Du poste d'ambassadeur tchécoslovaque, Jaroslav Sedivy passe, début 1993, à celui d'ambassadeur tchèque. Comment a-t-il vécu la partition de la Tchécoslovaquie ?
"Je n'étais pas d'accord avec cette décision à mon avis précipitée... Mais c'était comme ça, on n'y pouvait rien. Evidemment, cette nouvelle situation a entraîné des difficultés d'ordre pratique : ni les Tchèques ni les Slovaques ne voulaient quitter ce bâtiment de l'ambassade. J'ai eu de longues discussions à ce sujet avec le chef de la diplomatie slovaque Milan Knazko qui est aussi francophile. Enfin, un compromis a été trouvé : la République slovaque a installé son ambassade dans l'ancien siège de la section commerciale, dans le 16e arrondissement."
A cheval entre le journalisme et la diplomatie, les attachés de presse auprès des ambassades mènent une double vie. Un poste où l'on ne s'ennuie vraiment pas... Jaroslav Jiru a passé six ans à Paris, après la chute du régime communiste.
"J'étais diplomate, mais en même temps, j'avais des amis dans toutes les rédactions françaises, que ce soit Le Monde, Le Figaro, Libération etc. Je connaisais personnelement Sylvie Kaufmann, Véronique Soulé... J'ai fait mon possible pour que les relations entre la France et la République tchèque, pays qui ont, d'après moi, un rôle à jouer en Europe, soient plus visibles."
Et vos souvenirs des séjours du Président Havel en France ?
"Ce qui n'arrête pas de me surprendre, c'était la renommé dont il jouit auprès des Français. Une fois, on est allé, ma femme et moi, aux puces, Porte de Clignancourt.

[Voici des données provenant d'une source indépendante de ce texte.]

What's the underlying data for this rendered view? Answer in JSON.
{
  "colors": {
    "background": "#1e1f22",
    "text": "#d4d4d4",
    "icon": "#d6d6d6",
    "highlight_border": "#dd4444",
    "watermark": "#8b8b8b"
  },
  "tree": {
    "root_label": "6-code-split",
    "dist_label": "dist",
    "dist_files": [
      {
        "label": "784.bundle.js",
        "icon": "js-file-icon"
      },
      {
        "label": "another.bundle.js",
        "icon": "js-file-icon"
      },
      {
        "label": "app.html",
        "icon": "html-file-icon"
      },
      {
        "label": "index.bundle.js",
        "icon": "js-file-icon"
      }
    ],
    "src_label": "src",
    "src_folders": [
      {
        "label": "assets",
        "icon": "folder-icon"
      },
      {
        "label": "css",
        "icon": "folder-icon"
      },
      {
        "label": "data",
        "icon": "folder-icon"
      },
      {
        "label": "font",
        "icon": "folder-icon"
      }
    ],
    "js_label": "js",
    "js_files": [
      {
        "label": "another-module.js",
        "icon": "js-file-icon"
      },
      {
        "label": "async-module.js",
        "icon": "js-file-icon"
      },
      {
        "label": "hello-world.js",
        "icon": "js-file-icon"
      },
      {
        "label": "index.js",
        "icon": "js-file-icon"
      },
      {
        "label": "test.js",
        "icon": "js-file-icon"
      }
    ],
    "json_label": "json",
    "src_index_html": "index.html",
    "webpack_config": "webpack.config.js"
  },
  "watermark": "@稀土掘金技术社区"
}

Soudain, un homme nous demande : 'Excusez-moi, c'est quelle langue que vous parlez ?' Je lui dis que c'est le tchèque et il me répond : 'Ah, mais vous avez un Président absolument sympathique !... '"
Son tout premier séjour à Paris, après la Révolution de velours ? Vous en étiez témoins...
"Je m'en souviens parfaitement. C'était en 1990 et je faisais partie de sa suite. Je me souviens surtout de ses retrouvailles avec François Mitterrand, à Orly. Ce fut un moment chargé d'émotions, peut-être un des plus grands moments de ma vie. Lorsque je les ai vus s'embrasser, je me suis dit : c'est vraiment le début d'une autre époque et peut-être qu'un jour, la République tchèque et la France se retrouveront au sein d'une Europe unifiée. Ce qui s'est vraiment passé. En plus, n'oublions pas que François Mitterrand était aussi un grand écrivain. Je connais ses livres, c'était un maître de style. Donc Vaclav Havel lui était proche sur le plan politique, mais aussi en tant qu'homme de lettres."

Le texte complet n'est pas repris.